Y de repente, perplejidad.
Susanne estaba fuera. Había hablado con ella por teléfono. Notó su lengua en la oreja. No, no era su lengua. No la de Susanne. Ahora, de golpe, estaba totalmente despierto. Trató de volverse para ver quién estaba con él en la cama cuando sintió una fuerte presión en la garganta. No podía respirar y notó que se le nublaba la mente. Alzó una mano y, en el acto, aumentó la presión en la ligadura que le atenazaba el cuello.
—Quédese quieto —le susurró ella al oído, como habría hecho una amante—. Quédese quieto o morirá. —La presión se aflojó; todavía lo tenía cogido con la otra mano y seguía acariciando—. No quiero matarlo —dijo. Un susurro grave, entrecortado—. Pero lo haré si no me obedece. ¿Lo entiende?

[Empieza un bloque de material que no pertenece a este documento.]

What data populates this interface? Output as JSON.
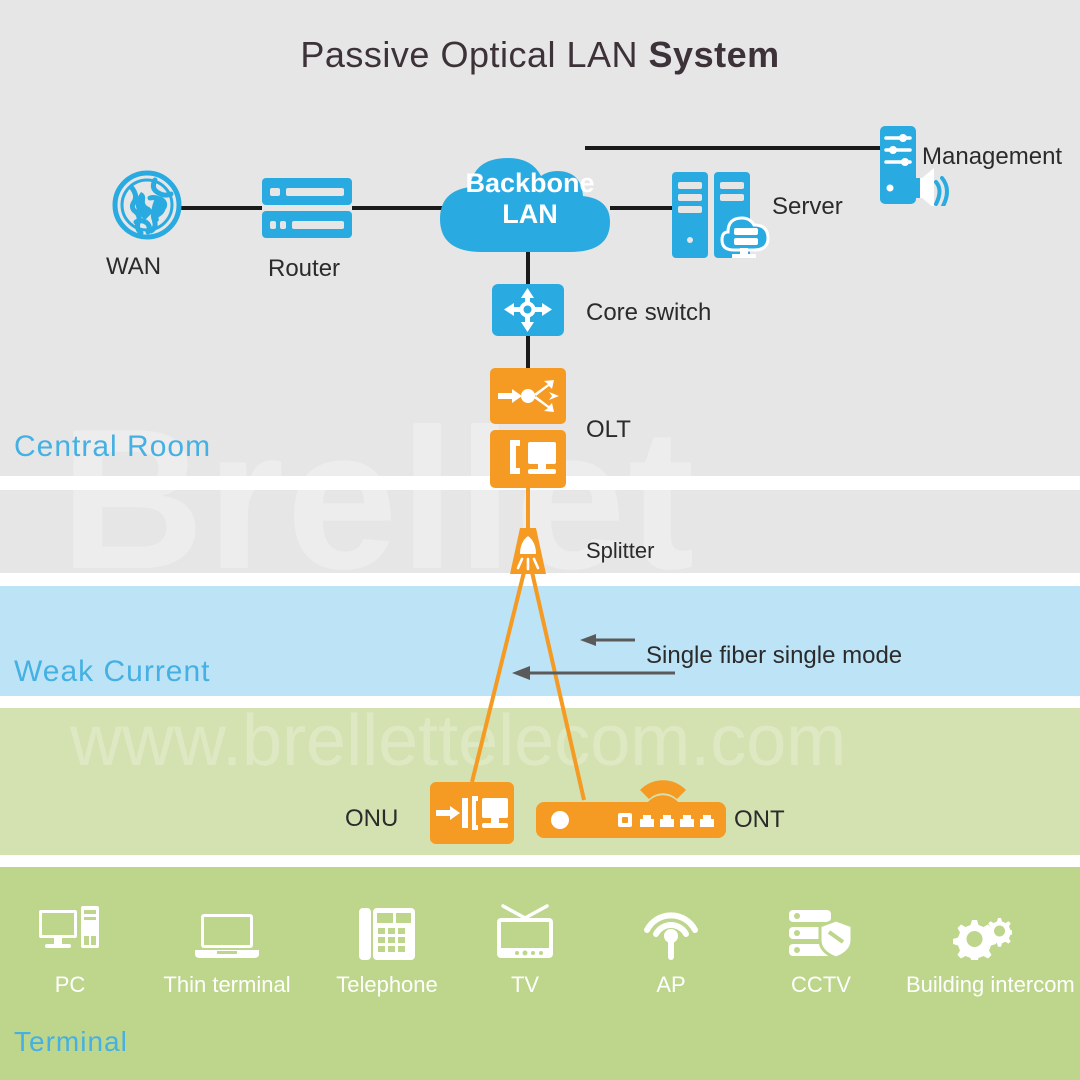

Fabel trató de contestar, pero la presión lo había dejado sin voz. Asintió.
—¿Sabe quién soy?
Volvió a asentir. Ya se le empezaba a pasar el mareo. Su mente giró a toda velocidad. Pensó en forcejear, en luchar por su vida. Pero sabía que lo estrangularía en cuanto se moviera.

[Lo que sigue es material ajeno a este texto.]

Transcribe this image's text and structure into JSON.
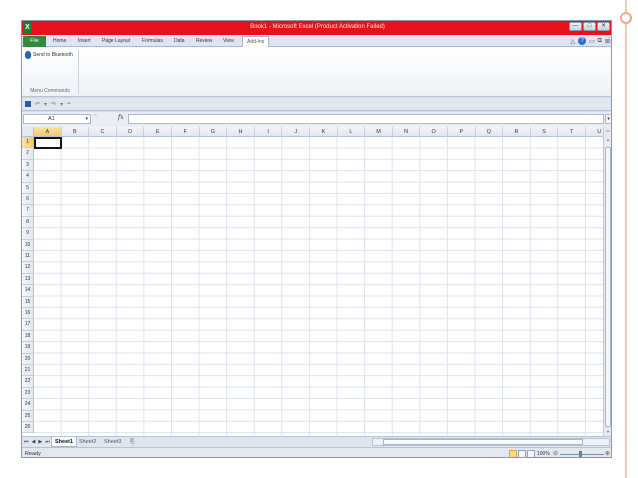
{
  "window": {
    "app_icon": "X",
    "title": "Book1 - Microsoft Excel (Product Activation Failed)",
    "buttons": [
      "—",
      "□",
      "✕"
    ]
  },
  "ribbon_tabs": {
    "file": "File",
    "tabs": [
      "Home",
      "Insert",
      "Page Layout",
      "Formulas",
      "Data",
      "Review",
      "View",
      "Add-Ins"
    ],
    "active": "Add-Ins"
  },
  "ribbon": {
    "command": "Send to Bluetooth",
    "group_label": "Menu Commands"
  },
  "formula_bar": {
    "name_box": "A1",
    "fx": "fx",
    "value": ""
  },
  "columns": [
    "A",
    "B",
    "C",
    "D",
    "E",
    "F",
    "G",
    "H",
    "I",
    "J",
    "K",
    "L",
    "M",
    "N",
    "O",
    "P",
    "Q",
    "R",
    "S",
    "T",
    "U"
  ],
  "rows": [
    "1",
    "2",
    "3",
    "4",
    "5",
    "6",
    "7",
    "8",
    "9",
    "10",
    "11",
    "12",
    "13",
    "14",
    "15",
    "16",
    "17",
    "18",
    "19",
    "20",
    "21",
    "22",
    "23",
    "24",
    "25",
    "26"
  ],
  "selected_cell": {
    "column": "A",
    "row": "1"
  },
  "sheets": {
    "tabs": [
      "Sheet1",
      "Sheet2",
      "Sheet3"
    ],
    "active": "Sheet1"
  },
  "status": {
    "ready": "Ready",
    "zoom": "100%"
  },
  "colors": {
    "titlebar": "#e8101a",
    "file_tab": "#2f8a3e",
    "selection": "#f7c867"
  }
}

—Soy una Valquiria. —Sentía su voz cálida y suave en el oído. Su otra mano seguía trabajándolo—. Pero yo no soy la que está buscando. ¿Lo entiende?
Fabel estaba confuso. Se llevó la mano a la garganta. Ella retorció todavía más la ligadura. Sintió palpitaciones en el cuello justo por debajo; por encima, solo agujas y pinchazos. El ámbito oscuro de su habitación tornándose aún más oscuro. De una oscuridad negro-rojiza.
—He preguntado si lo entiende.
Asintió.
—Yo era, soy, Liane Kayser. No Anke Wollner. Es a ella quien quiere atrapar, no a mí. Yo no trabajaba para Georg Drescher. Desde que cayó el Muro, he llevado mi propia vida. He vivido por mi cuenta. No soy asesina profesional. Al menos, ya no lo soy. Y las cosas en las que he estado implicada no son asunto suyo. Pero quiero que comprenda que todavía poseo todas las habilidades que me enseñaron. Podría acabar con usted ahora mismo. Lo entiende, ¿no, Jan?
Fabel volvió a asentir.
—Voy a aflojar la ligadura para que pueda hablar. Si comete la menor estupidez, la tensaré de nuevo, pero esta vez del todo. Tiene un pasador con mecanismo de inercia, lo cual significa que puedo apretarlo al máximo y marcharme: la ligadura quedará totalmente tensa y no podrá hacer nada para no morir estrangulado. Ni siquiera yo podré soltarlo. ¿Lo entiende?
Una vez más, Fabel asintió. Al notar que la ligadura volvía a aflojarse, jadeó para recuperar el aliento. Ella seguía tocándolo abajo. Acariciándolo.
—¡Quíteme la mano de encima! —dijo con voz rasposa.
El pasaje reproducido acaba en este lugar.